Given the advocacy efforts of Conexon, influential federal, state and community officials, and electric cooperatives, more than a million rural Americans stand to benefit from hundreds of millions of dollars in federal subsidies to deploy high-speed broadband services.
More than a million rural Americans across dozens of states stand to benefit from the recent broadband advocacy efforts of Conexon and its electric cooperative clients on behalf of their members.
The Federal Communications Commission (FCC) recently issued its updated list of areas eligible for the $16 billion Rural Digital Opportunity Fund (RDOF) Phase 1 auction funding. This updated list includes 32,757 census blocks – impacting more than a million rural Americans – that were challenged by several companies falsely claiming to provide both 25/3 Mbps broadband and voice services in these areas. The claims were made to prevent competition from other providers, many of which are willing to deploy faster broadband services.
Collectively, Conexon, influential federal and state officials, local community leaders and impacted electric cooperatives in several states investigated the challenges and responded to the inaccurate claims made with the facts. As a result of the FCC’s ruling to deny the challenges, hundreds of millions of dollars of federal Universal Service Fund subsidies will now be available to other providers, including America’s electric cooperatives, willing to bring high-speed broadband services to rural communities in dozens of states. Had the challenges not been rejected by the FCC, it would likely have left the impacted communities without high-speed broadband for years to come.
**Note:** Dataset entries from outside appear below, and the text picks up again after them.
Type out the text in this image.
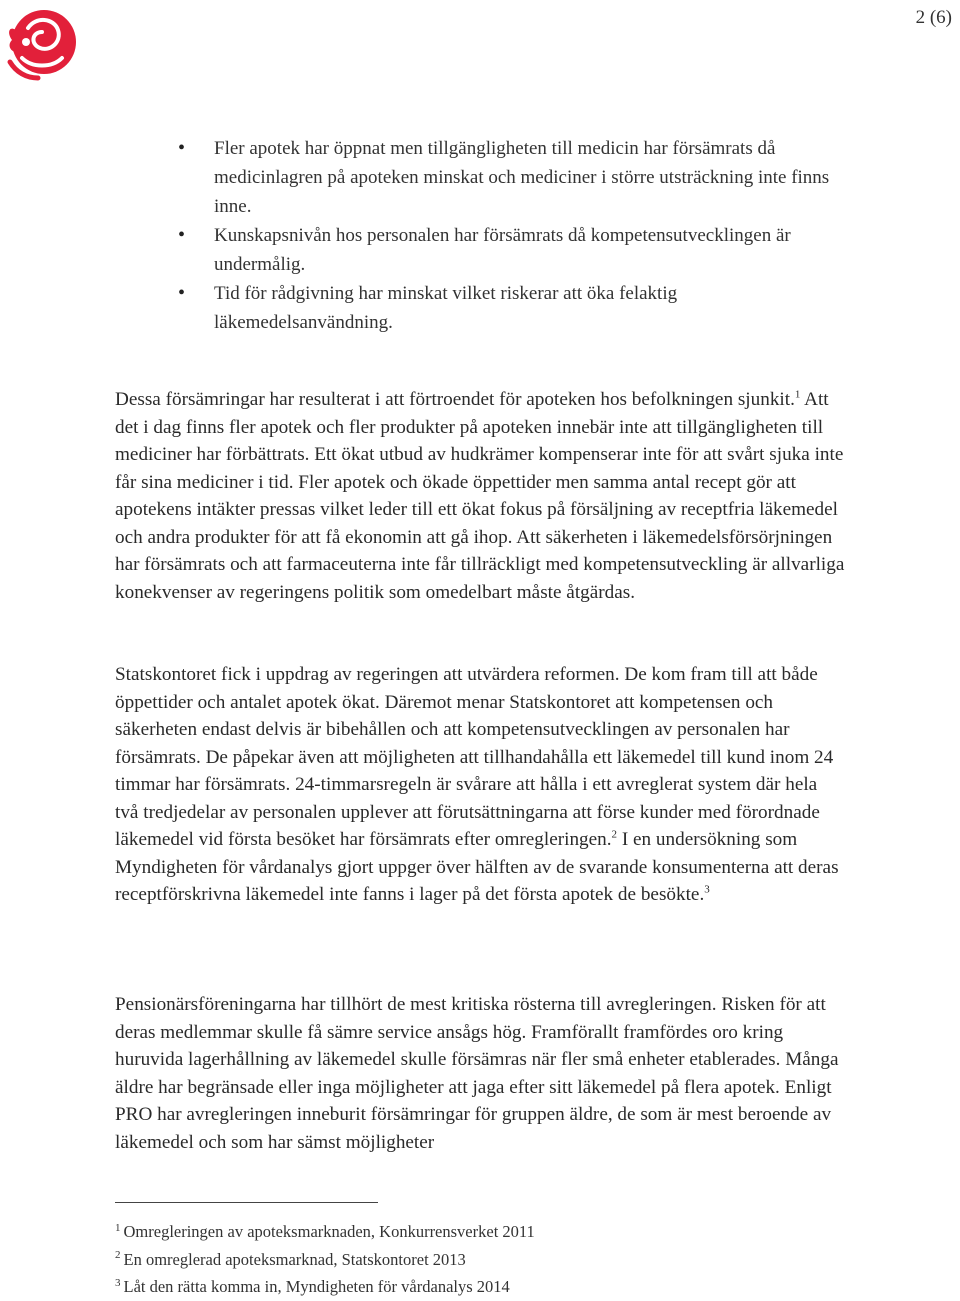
2 (6)
• Fler apotek har öppnat men tillgängligheten till medicin har försämrats då medicinlagren på apoteken minskat och mediciner i större utsträckning inte finns inne.
• Kunskapsnivån hos personalen har försämrats då kompetensutvecklingen är undermålig.
• Tid för rådgivning har minskat vilket riskerar att öka felaktig läkemedelsanvändning.

Dessa försämringar har resulterat i att förtroendet för apoteken hos befolkningen sjunkit.$^1$ Att det i dag finns fler apotek och fler produkter på apoteken innebär inte att tillgängligheten till mediciner har förbättrats. Ett ökat utbud av hudkrämer kompenserar inte för att svårt sjuka inte får sina mediciner i tid. Fler apotek och ökade öppettider men samma antal recept gör att apotekens intäkter pressas vilket leder till ett ökat fokus på försäljning av receptfria läkemedel och andra produkter för att få ekonomin att gå ihop. Att säkerheten i läkemedelsförsörjningen har försämrats och att farmaceuterna inte får tillräckligt med kompetensutveckling är allvarliga konekvenser av regeringens politik som omedelbart måste åtgärdas.

Statskontoret fick i uppdrag av regeringen att utvärdera reformen. De kom fram till att både öppettider och antalet apotek ökat. Däremot menar Statskontoret att kompetensen och säkerheten endast delvis är bibehållen och att kompetensutvecklingen av personalen har försämrats. De påpekar även att möjligheten att tillhandahålla ett läkemedel till kund inom 24 timmar har försämrats. 24-timmarsregeln är svårare att hålla i ett avreglerat system där hela två tredjedelar av personalen upplever att förutsättningarna att förse kunder med förordnade läkemedel vid första besöket har försämrats efter omregleringen.$^2$ I en undersökning som Myndigheten för vårdanalys gjort uppger över hälften av de svarande konsumenterna att deras receptförskrivna läkemedel inte fanns i lager på det första apotek de besökte.$^3$

Pensionärsföreningarna har tillhört de mest kritiska rösterna till avregleringen. Risken för att deras medlemmar skulle få sämre service ansågs hög. Framförallt framfördes oro kring huruvida lagerhållning av läkemedel skulle försämras när fler små enheter etablerades. Många äldre har begränsade eller inga möjligheter att jaga efter sitt läkemedel på flera apotek. Enligt PRO har avregleringen inneburit försämringar för gruppen äldre, de som är mest beroende av läkemedel och som har sämst möjligheter

$^1$ Omregleringen av apoteksmarknaden, Konkurrensverket 2011
$^2$ En omreglerad apoteksmarknad, Statskontoret 2013
$^3$ Låt den rätta komma in, Myndigheten för vårdanalys 2014
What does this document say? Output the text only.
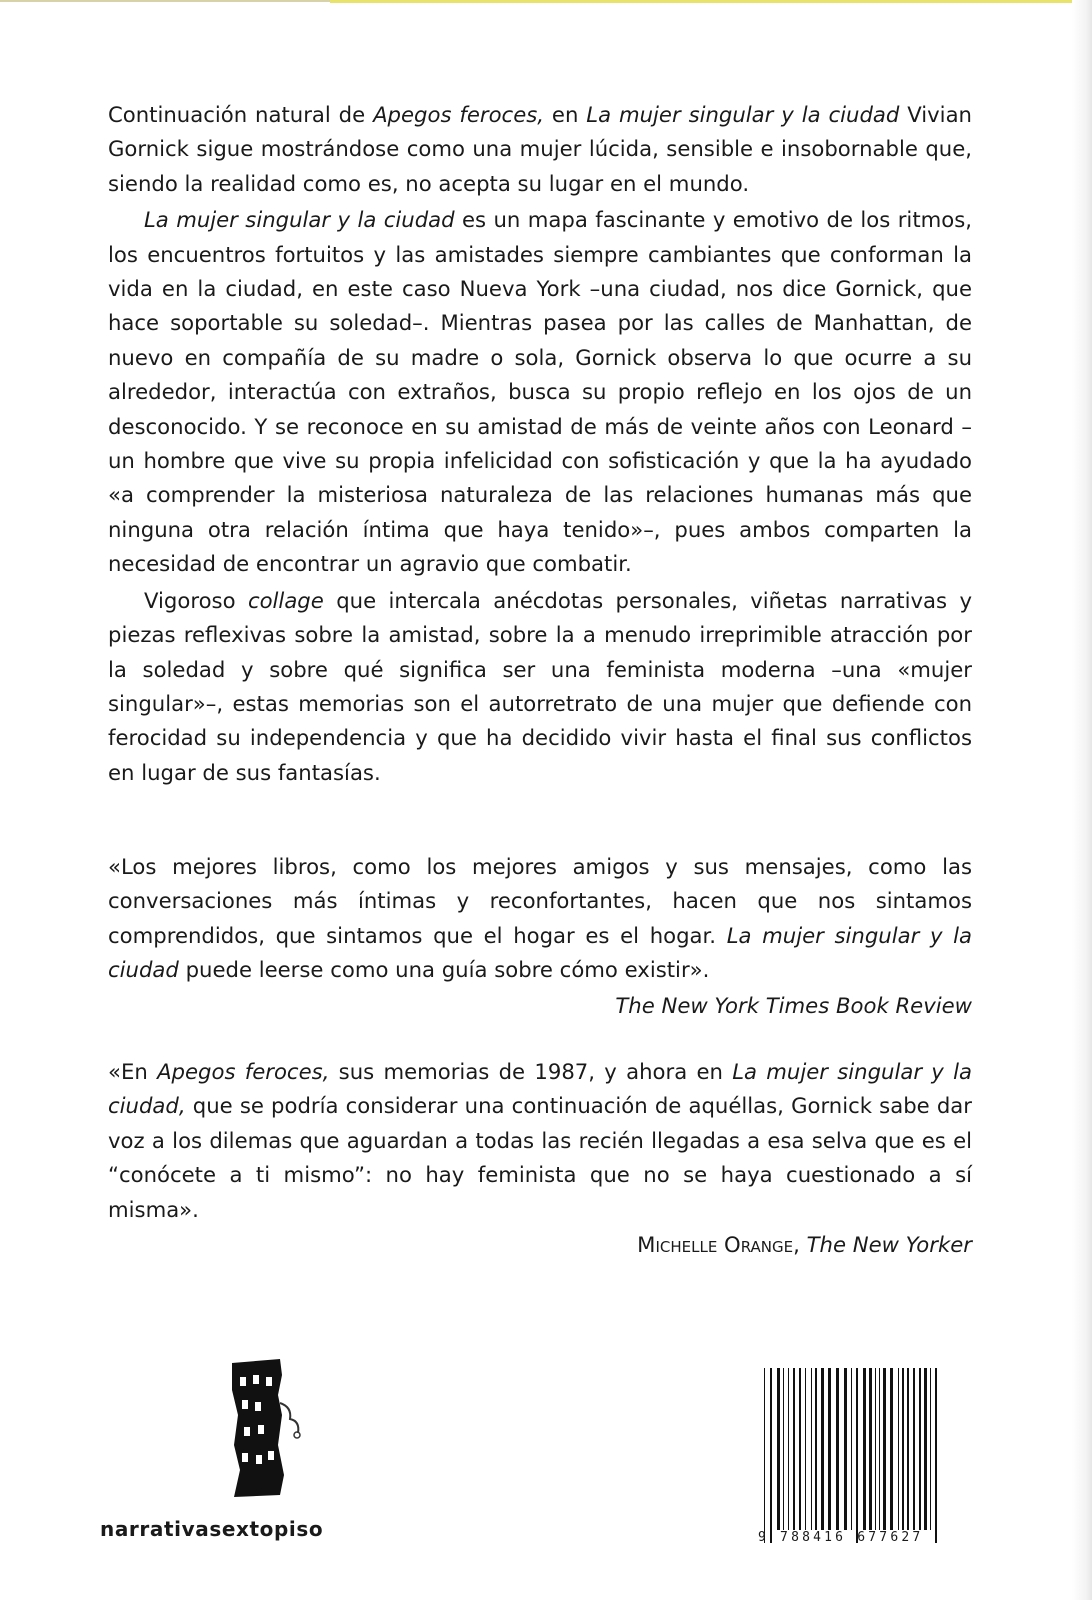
Continuación natural de Apegos feroces, en La mujer singular y la ciudad Vivian Gornick sigue mostrándose como una mujer lúcida, sensible e insobornable que, siendo la realidad como es, no acepta su lugar en el mundo.

La mujer singular y la ciudad es un mapa fascinante y emotivo de los ritmos, los encuentros fortuitos y las amistades siempre cambiantes que conforman la vida en la ciudad, en este caso Nueva York –una ciudad, nos dice Gornick, que hace soportable su soledad–. Mientras pasea por las calles de Manhattan, de nuevo en compañía de su madre o sola, Gornick observa lo que ocurre a su alrededor, interactúa con extraños, busca su propio reflejo en los ojos de un desconocido. Y se reconoce en su amistad de más de veinte años con Leonard –un hombre que vive su propia infelicidad con sofisticación y que la ha ayudado «a comprender la misteriosa naturaleza de las relaciones humanas más que ninguna otra relación íntima que haya tenido»–, pues ambos comparten la necesidad de encontrar un agravio que combatir.

Vigoroso collage que intercala anécdotas personales, viñetas narrativas y piezas reflexivas sobre la amistad, sobre la a menudo irreprimible atracción por la soledad y sobre qué significa ser una feminista moderna –una «mujer singular»–, estas memorias son el autorretrato de una mujer que defiende con ferocidad su independencia y que ha decidido vivir hasta el final sus conflictos en lugar de sus fantasías.

«Los mejores libros, como los mejores amigos y sus mensajes, como las conversaciones más íntimas y reconfortantes, hacen que nos sintamos comprendidos, que sintamos que el hogar es el hogar. La mujer singular y la ciudad puede leerse como una guía sobre cómo existir».

The New York Times Book Review

«En Apegos feroces, sus memorias de 1987, y ahora en La mujer singular y la ciudad, que se podría considerar una continuación de aquéllas, Gornick sabe dar voz a los dilemas que aguardan a todas las recién llegadas a esa selva que es el “conócete a ti mismo”: no hay feminista que no se haya cuestionado a sí misma».

Michelle Orange, The New Yorker

narrativasextopiso	9 788416 677627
“This is one of the most significant developments in our cooperative’s 83-year history,” said Tim Davis, General Manager and CEO of Pemiscot-Dunklin Electric Cooperative. “Thanks to the tireless advocacy and support of Jonathan Chambers who spearheaded the efforts, and the Conexon team, this ruling will have a positive and lasting impact on countless rural communities across the nation.”
“The FCC’s decision to deny a challenge that would have excluded over 2,200 census blocks in northeast Arkansas and southeast Missouri was a direct result of a group of dedicated individuals and organizations that worked collectively to make a wrong a right,” added Sean Vanslyke, General Manager and CEO of SEMO Electric Cooperative. “If the FCC let the challenges stand, dozens of rural communities in Arkansas and Missouri would have continued to find themselves on the wrong side of the digital divide. Now, the unserved locations are deemed eligible for bidding in the $16 billion RDOF Phase 1 auction – a true win for rural Americans.”